Kali ini aku berbagi cerita dengan teman-teman kelas matrikulasi, mewakili kelas Bunda Produktif dari regionalku. Kegiatan kali ini, merupakan kolaborasi beberapa regional. Balikpapan raya, Batam, Bali, Asia, Aceh.
Aku memulai kelas Bunda Produktif dengan perasaan galau, gundah gulana. Bagaimana tidak, teman-teman sekelasku memutuskan untuk istirahat dulu. Mereka ingin menikmati peran mereka saat ini. Aku? Meski bukan orang yang suka berlari, tapi tidak enak rasanya jika tidak ada aktivitas yang kunanti-nanti.

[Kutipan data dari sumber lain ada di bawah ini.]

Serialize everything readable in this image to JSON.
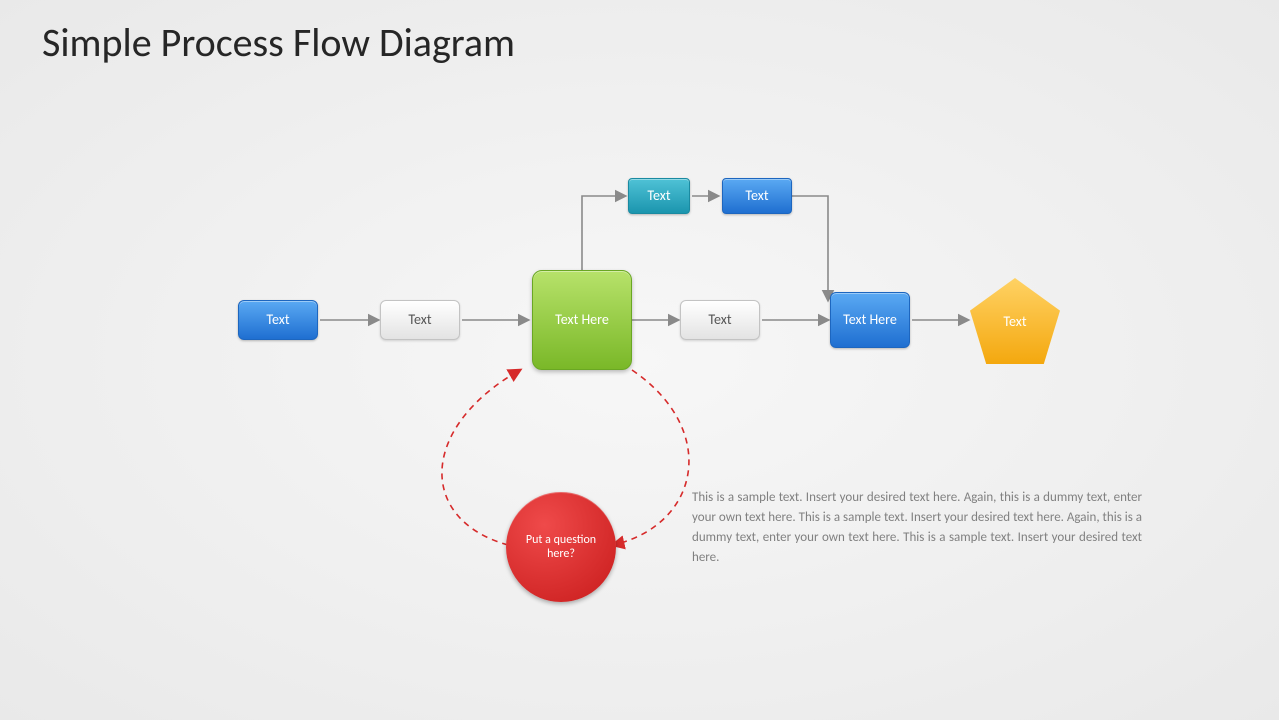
{
  "title": "Simple Process Flow Diagram",
  "nodes": {
    "n1": "Text",
    "n2": "Text",
    "n3": "Text Here",
    "n4": "Text",
    "n5": "Text Here",
    "n6": "Text",
    "t1": "Text",
    "t2": "Text",
    "q": "Put a question here?"
  },
  "description": "This is a sample text. Insert your desired text here. Again, this is a dummy text, enter your own text here. This is a sample text. Insert your desired text here. Again, this is a dummy text, enter your own text here. This is a sample text. Insert your desired text here."
}
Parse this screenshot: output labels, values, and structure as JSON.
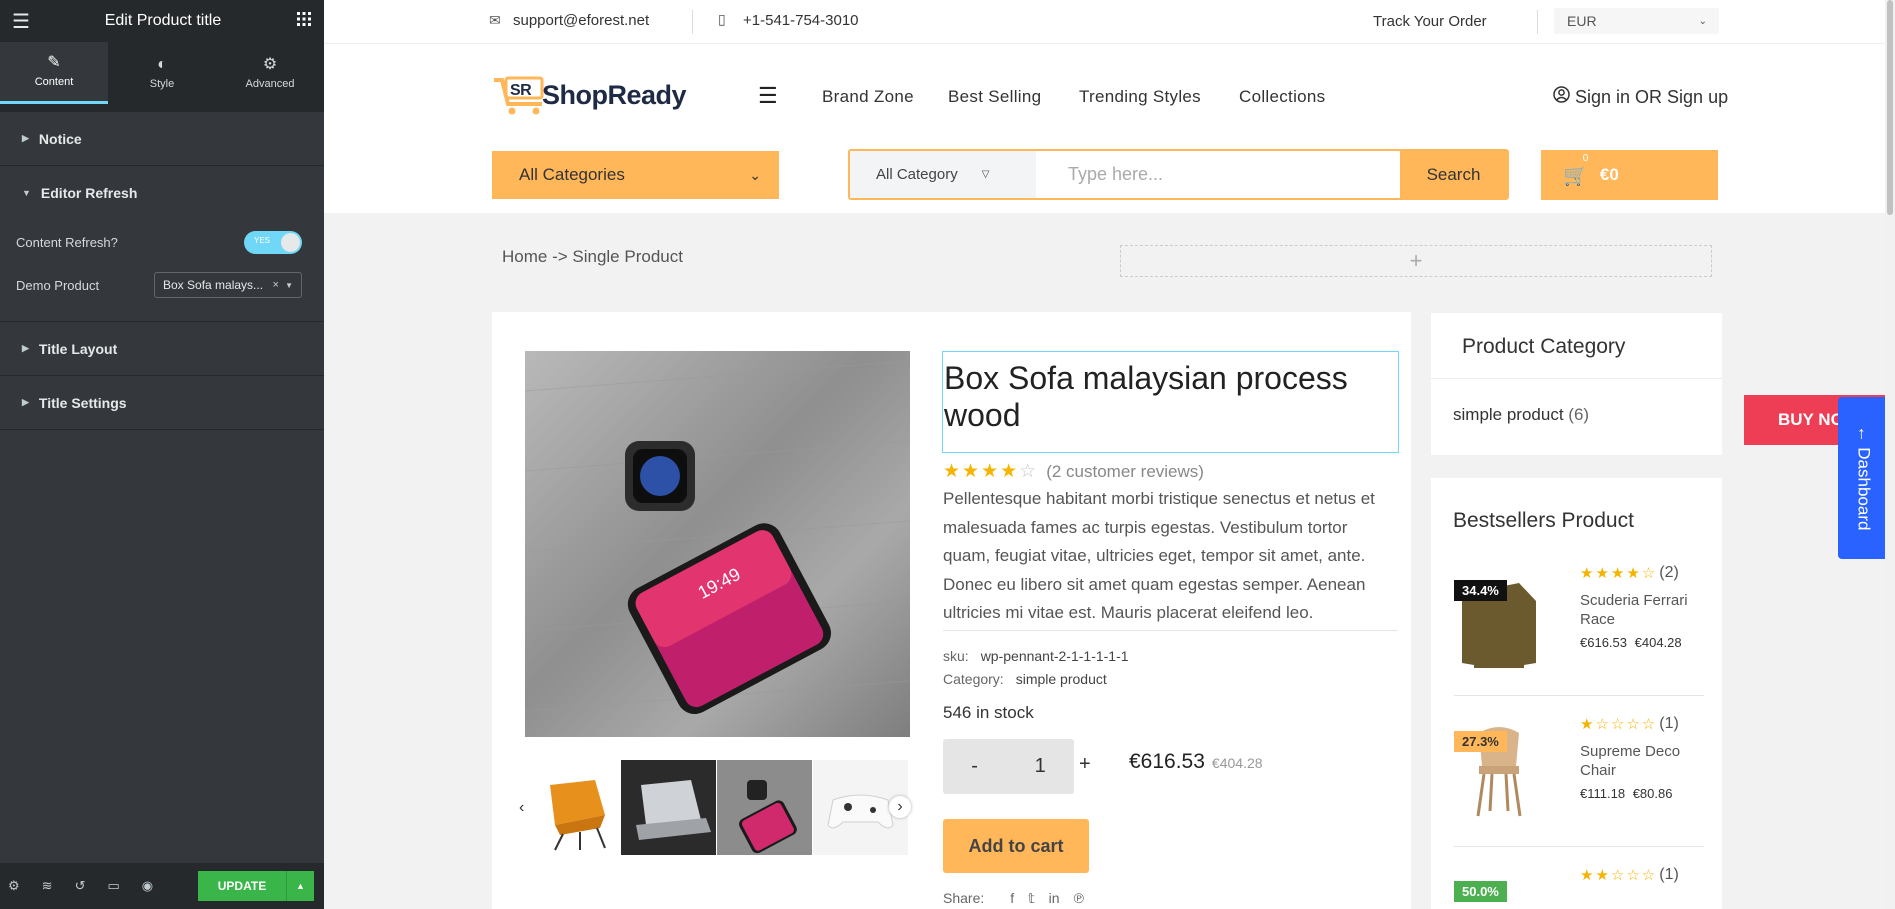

Desain atau keterampilan adalah dua hal yang aku jadikan pilihan. Untuk desain, aku adalah orang yang senang membuat fleyer dan video-video sederhana. Untuk regional, komunitas lain ataupun keluarga. Tapi aku juga menyukai crafting, hanya saja aku bukan orang yang pro crafting dan mengabadikannya dalam frame dan menghasilkan sesuatu. Tapi entah mengapa saat mengisi formulir, aku yakin memilih crafting.
Saat tahu, para mahasiswa ternyata dibagi menjadi beberapa co-house, aku langsung merasa salah alamat. Namun, aku sangat beruntung karena ternyata co-houseku merupakan gabungan dari beberapa passion, yaitu art dan crafting.
“Ubah pola pikirnya. Ini kesempatan belajar dengan mereka yang sudah ahli,” saran mbak Midah saat aku curhat mengenai awal masuknya aku di Hexagon City.
Setiap zona baru yang masuk, memang sering membuatku kebat kebit. Aku bisa melakukan apa di project ini. Aku bisa bermanfaar apa. Aku bisa berbagi apa. Tapi semua ketakutan itu muncul dan akan hilang ketika aku bisa menjalaninya. Ditambah lagi, tetangga co-houseku adalah orang-orang yang bersemangat dan selalu memberi dukungan. Semua saling bahu membahu. Tak mau tetangganya patah semangat.
Lancarkah berbagi hari ini seperti biasa anak-anak tidak mau kelewatan untuk masuk dalam kamera. Mereka bergantian gelandotan di depan kamera. Alhamdulillah, tetap bejalan lancar.